Calculating Marigold Space


Sunlight On Lidian Emerson


Like A Bright Green Fantasy


Puddle Monsters: Puddles In The Sky


Dinosaurs Are Searching For A Path To Disney














Monday, August 16, 2010

Dinosaurs Are Searching For A Path To Disney



What came first the chicken or the egg? Neither, according to scientists. It could be dinosaurs came first.

Paleontologist John “Jack” Horner – the scientist who acted as a technical advisor on the “Jurassic Park” movies — is trying to prove chickens evolved from dinosaurs by reactivating dormant genes in chickens that would produce a long tail, no feathers and teeth. In other words, a “dino-chicken.”

Horner, a professor at Montana University and nationally recognized paleontologist, believes that because chickens still have these genes, it indicates that birds are modern dinosaurs.
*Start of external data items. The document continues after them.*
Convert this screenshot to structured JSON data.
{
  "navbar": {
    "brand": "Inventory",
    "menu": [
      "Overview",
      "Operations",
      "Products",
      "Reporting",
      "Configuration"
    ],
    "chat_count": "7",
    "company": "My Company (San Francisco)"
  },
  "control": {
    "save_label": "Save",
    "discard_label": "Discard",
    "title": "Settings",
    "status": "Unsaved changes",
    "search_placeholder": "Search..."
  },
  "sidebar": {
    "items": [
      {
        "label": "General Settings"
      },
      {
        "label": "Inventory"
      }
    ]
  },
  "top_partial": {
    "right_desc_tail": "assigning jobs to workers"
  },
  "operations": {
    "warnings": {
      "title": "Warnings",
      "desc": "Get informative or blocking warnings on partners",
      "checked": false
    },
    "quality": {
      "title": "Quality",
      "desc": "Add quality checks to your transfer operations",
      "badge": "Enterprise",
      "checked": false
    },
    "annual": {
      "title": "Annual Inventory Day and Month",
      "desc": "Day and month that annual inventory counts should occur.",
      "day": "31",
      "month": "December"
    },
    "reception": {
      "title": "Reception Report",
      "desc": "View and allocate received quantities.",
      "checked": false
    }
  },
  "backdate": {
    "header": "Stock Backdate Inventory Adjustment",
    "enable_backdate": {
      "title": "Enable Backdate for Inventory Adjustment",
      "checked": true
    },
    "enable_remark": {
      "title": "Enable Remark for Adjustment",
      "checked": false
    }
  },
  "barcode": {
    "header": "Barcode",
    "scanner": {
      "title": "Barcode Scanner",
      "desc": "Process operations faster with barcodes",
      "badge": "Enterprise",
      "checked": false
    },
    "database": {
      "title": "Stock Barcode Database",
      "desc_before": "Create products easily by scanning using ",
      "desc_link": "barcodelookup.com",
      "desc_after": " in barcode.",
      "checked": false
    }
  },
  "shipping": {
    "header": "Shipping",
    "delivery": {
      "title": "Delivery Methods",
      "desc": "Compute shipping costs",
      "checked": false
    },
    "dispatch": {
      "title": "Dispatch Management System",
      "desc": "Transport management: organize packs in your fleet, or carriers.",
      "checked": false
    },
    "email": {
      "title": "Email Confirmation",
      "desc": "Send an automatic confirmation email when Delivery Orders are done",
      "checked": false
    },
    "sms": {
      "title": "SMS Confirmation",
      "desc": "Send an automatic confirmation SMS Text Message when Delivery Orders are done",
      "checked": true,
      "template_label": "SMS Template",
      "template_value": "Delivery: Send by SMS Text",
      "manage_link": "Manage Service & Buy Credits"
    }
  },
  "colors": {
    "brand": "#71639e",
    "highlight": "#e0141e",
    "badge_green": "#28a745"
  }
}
Scientist says path to living
dinosaurs starts with chickens










Grant said, “What did you think?”

Ellie shrugged. “Naïve.”

“You like the part where John Hammond is the evil arch-villain?” Grant laughed. “John Hammond’s about as sinister as Walt Disney.”







After the dinosaurs regain their rightful place
at the top of the food chain they’re going to try
to use Walt Disney’s corpsicle to bring him back
and they’re going to let out a dinosaur roar
when they discover that Disney was cremated.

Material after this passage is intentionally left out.